The “Return” of Radiohead

I was in the front row at Radiohead’s show in Rio in 2018. It was breathtaking. Some fans say the performance at the Apoteose, a few days later, was even “better,” but the truth is that seeing Radiohead live is to experience something the studio cannot contain: a visceral, almost spiritual energy. Few bands manage to fuse technique, emotion, and intensity the way they do.

Seven years have passed since that night. The band wrapped up the A Moon Shaped Pool tour, and each member went their own way.

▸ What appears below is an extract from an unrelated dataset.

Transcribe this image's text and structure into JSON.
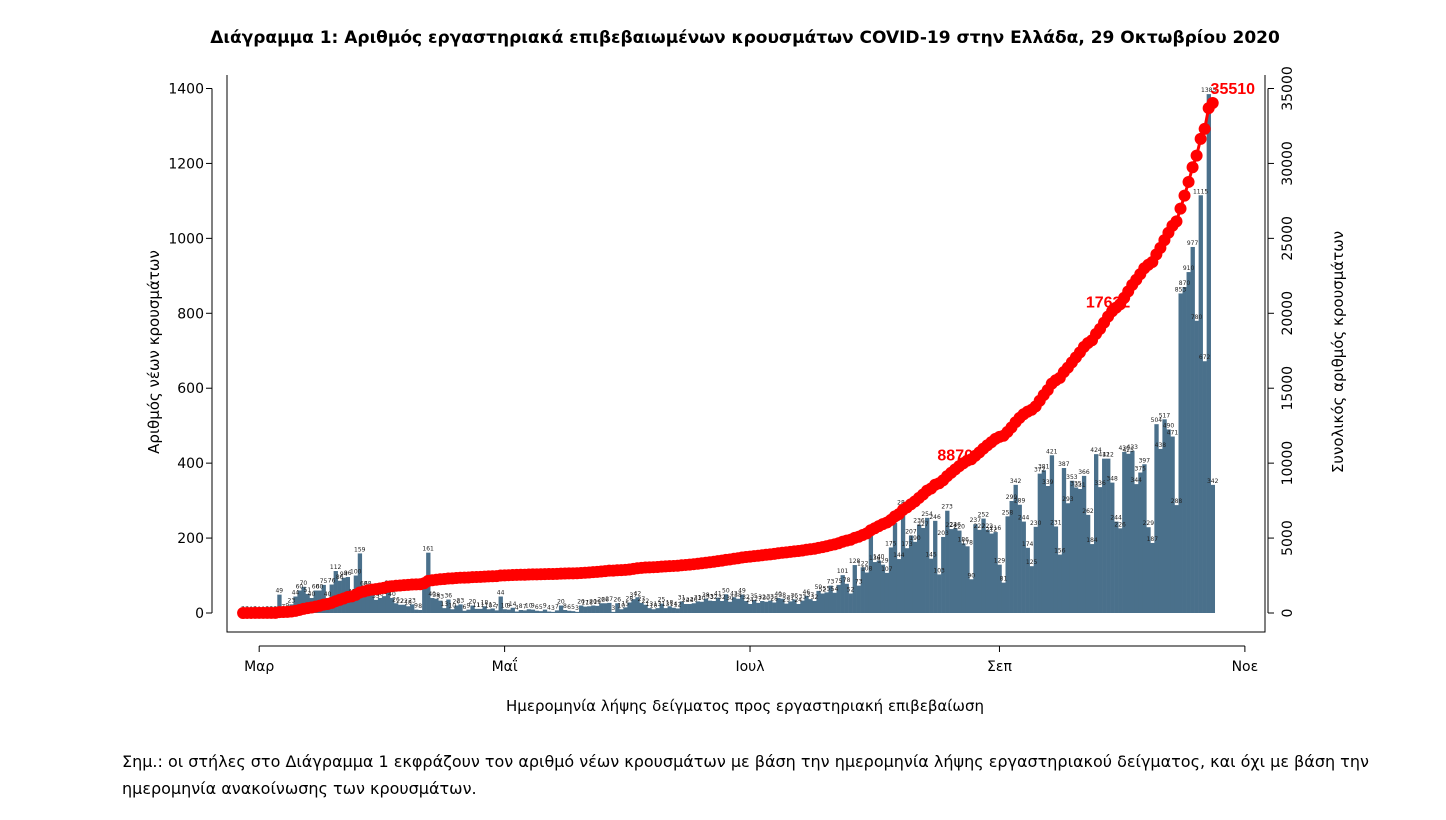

Thom Yorke immersed himself in solo albums, film scores, and even art exhibitions; Jonny Greenwood became one of the most celebrated film composers of his generation, with scores for Spencer, The Power of the Dog, and Licorice Pizza; Yorke and Greenwood also joined forces in The Smile, which already has three albums; Ed O’Brien released his solo record Earth; Philip Selway presented Strange Dance; and Colin Greenwood toured with Nick Cave’s band while also exploring photography and literary projects. It wasn’t silence, but rather a creative hiatus in which each member expanded their own universe.

Now, in 2025, the band has announced a series of twenty shows across Europe, rekindling memories and expectations. The impact was immediate: excitement among fans, highly sought-after tickets, mandatory pre-registration, and even charitable initiatives — each ticket includes donations to institutions in the UK and across the continent. It’s a comeback surrounded by care, but with the implicit promise that their chemistry never really went away.

Amid the revival wave sweeping British music — Oasis reuniting, Blur back on stage, Gorillaz celebrating 25 years, Richard Ashcroft keeping The Verve alive (though without the band) — Radiohead’s return feels like something apart. Although they emerged in the 1990s, they were never exactly “Britpop.” Unlike Blur or Oasis, they avoided hedonism in favor of experimentation, unease, and density. Even so, they remain part of that British cultural memory that now returns in full force: not just nostalgia, but a reaffirmation that these bands shaped an entire generation.

Radiohead live is more than music. It’s experience, surrender, and catharsis. Anyone who witnessed them in 2018 knows that seven years of waiting haven’t dulled the anticipation. If anything, it has only grown stronger.